Within the first week, an Interim General Manager quickly identified common issues he had seen many times before. The on-site management team was inexperienced; it lacked the know-how and leadership to drive peak performance and to turn things around. There had been a suboptimal manufacturing resource planning (MRP) implementation with minimal training, and the team was overwhelmed by reactive crisis management; there was no time for proactive improvements.
The Interim General Manager immediately established a daily focus on specific bottlenecks affecting quality and delivery. After a review of poor purchasing patterns, he stopped excess purchasing activity through daily review meetings and MRP system reviews. From these meetings, he helped the team identify system errors and correct the MRP forecast, safety stock errors, and redundancies that were driving the purchasing. He launched a thirty-five-day timeline to reduce much of the profit loss through the elimination of an external warehouse that was no longer needed. Sales and operations planning were established with cross-functional collaboration, including forecast reviews and capacity planning.
To minimize the quality issues, the team expanded QA inspection within the plant, new products, and shipping activities. Through this process, the team finally gained the ability to self-identify where some bottlenecks were occurring and to make adjustments to improve.

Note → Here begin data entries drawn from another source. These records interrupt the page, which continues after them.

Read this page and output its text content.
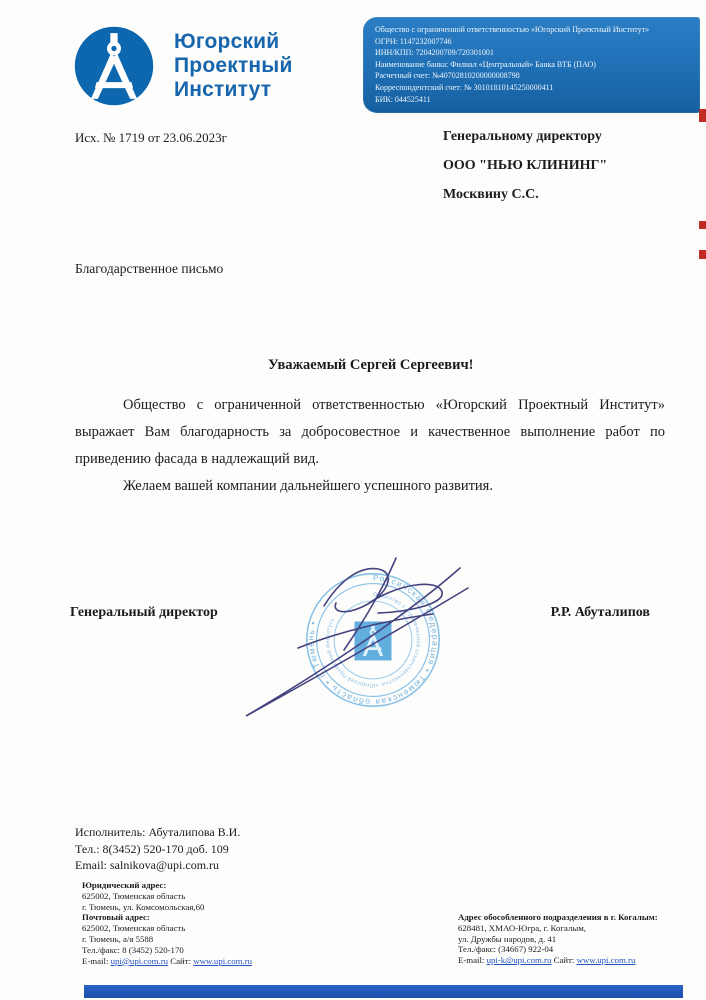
Югорский
Проектный
Институт
Общество с ограниченной ответственностью «Югорский Проектный Институт»
ОГРН: 1147232007746
ИНН/КПП: 7204200709/720301001
Наименование банка: Филиал «Центральный» Банка ВТБ (ПАО)
Расчетный счет: №40702810200000008798
Корреспондентский счет: № 30101810145250000411
БИК: 044525411
Исх. № 1719 от 23.06.2023г	Генеральному директору
ООО "НЬЮ КЛИНИНГ"
Москвину С.С.
Благодарственное письмо
Уважаемый Сергей Сергеевич!

Общество с ограниченной ответственностью «Югорский Проектный Институт» выражает Вам благодарность за добросовестное и качественное выполнение работ по приведению фасада в надлежащий вид.

Желаем вашей компании дальнейшего успешного развития.

Генеральный директор	Р.Р. Абуталипов
Российская Федерация • Тюменская область • г. Тюмень •
Общество с ограниченной ответственностью «Югорский Проектный Институт»
Исполнитель: Абуталипова В.И.
Тел.: 8(3452) 520-170 доб. 109
Email: salnikova@upi.com.ru
Юридический адрес:
625002, Тюменская область
г. Тюмень, ул. Комсомольская,60
Почтовый адрес:
625002, Тюменская область
г. Тюмень, а/я 5588
Тел./факс: 8 (3452) 520-170
E-mail: upi@upi.com.ru Сайт: www.upi.com.ru
Адрес обособленного подразделения в г. Когалым:
628481, ХМАО-Югра, г. Когалым,
ул. Дружбы народов, д. 41
Тел./факс: (34667) 922-04
E-mail: upi-k@upi.com.ru Сайт: www.upi.com.ru
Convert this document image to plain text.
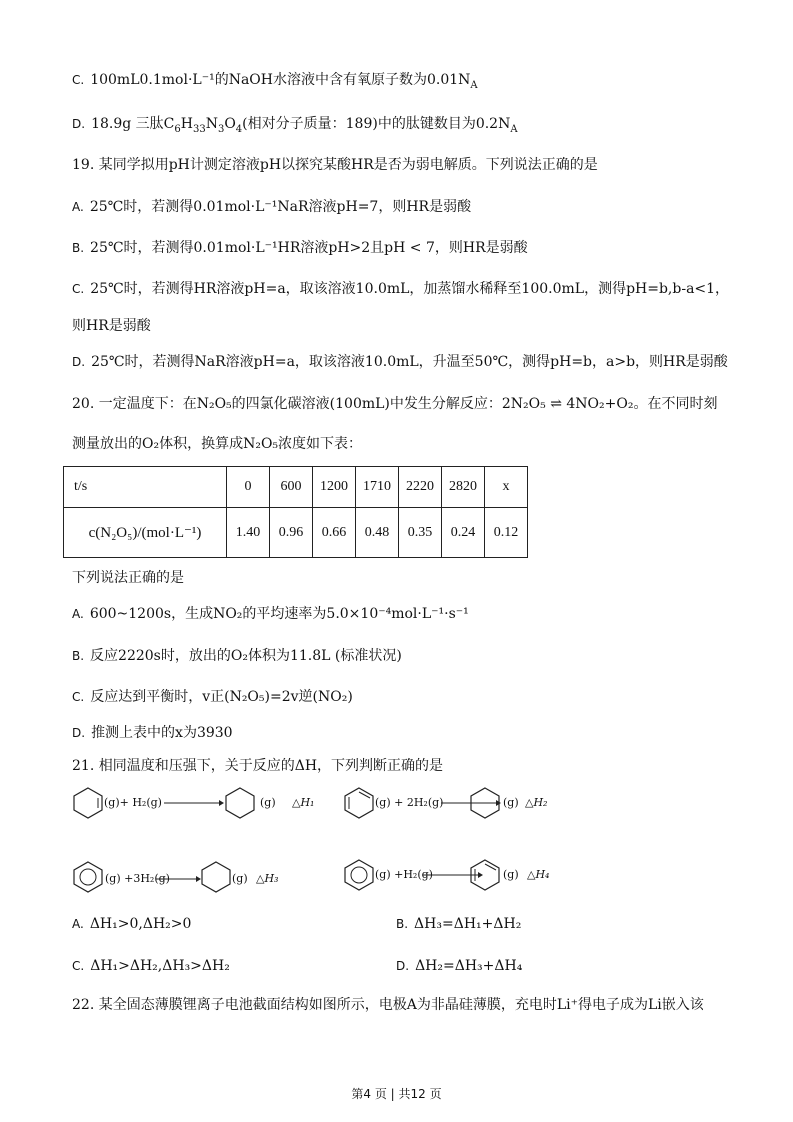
C. 100mL0.1mol·L⁻¹的NaOH水溶液中含有氧原子数为$0.01N_A$
D. 18.9g 三肽$C_6H_{33}N_3O_4$(相对分子质量：189)中的肽键数目为$0.2N_A$
19. 某同学拟用pH计测定溶液pH以探究某酸HR是否为弱电解质。下列说法正确的是
A. 25℃时，若测得0.01mol·L⁻¹NaR溶液pH=7，则HR是弱酸
B. 25℃时，若测得0.01mol·L⁻¹HR溶液pH>2且pH < 7，则HR是弱酸
C. 25℃时，若测得HR溶液pH=a，取该溶液10.0mL，加蒸馏水稀释至100.0mL，测得pH=b,b-a<1，
则HR是弱酸
D. 25℃时，若测得NaR溶液pH=a，取该溶液10.0mL，升温至50℃，测得pH=b，a>b，则HR是弱酸
20. 一定温度下：在N₂O₅的四氯化碳溶液(100mL)中发生分解反应：2N₂O₅ ⇌ 4NO₂+O₂。在不同时刻
测量放出的O₂体积，换算成N₂O₅浓度如下表：
t/s	0	600	1200	1710	2220	2820	x
c(N₂O₅)/(mol·L⁻¹)	1.40	0.96	0.66	0.48	0.35	0.24	0.12
下列说法正确的是
A. 600~1200s，生成NO₂的平均速率为5.0×10⁻⁴mol·L⁻¹·s⁻¹
B. 反应2220s时，放出的O₂体积为11.8L (标准状况)
C. 反应达到平衡时，v正(N₂O₅)=2v逆(NO₂)
D. 推测上表中的x为3930
21. 相同温度和压强下，关于反应的ΔH，下列判断正确的是
(g)+ H₂(g)	(g) △H₁	(g) + 2H₂(g)	(g) △H₂
(g) +3H₂(g)	(g) △H₃	(g) +H₂(g)	(g) △H₄
A. ΔH₁>0,ΔH₂>0	B. ΔH₃=ΔH₁+ΔH₂
C. ΔH₁>ΔH₂,ΔH₃>ΔH₂	D. ΔH₂=ΔH₃+ΔH₄
22. 某全固态薄膜锂离子电池截面结构如图所示，电极A为非晶硅薄膜，充电时Li⁺得电子成为Li嵌入该
第4 页 | 共12 页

One of the biggest challenges for the sales team was their number one business driver— sample orders. When these took too long or lacked in quality, driving new business became next to impossible. Cross-functional meetings and daily reviews helped to refocus on this area, as well as to share improvements made in other areas that could be applied to this department. Increased communication and visibility provided everyone with what they needed to be successful.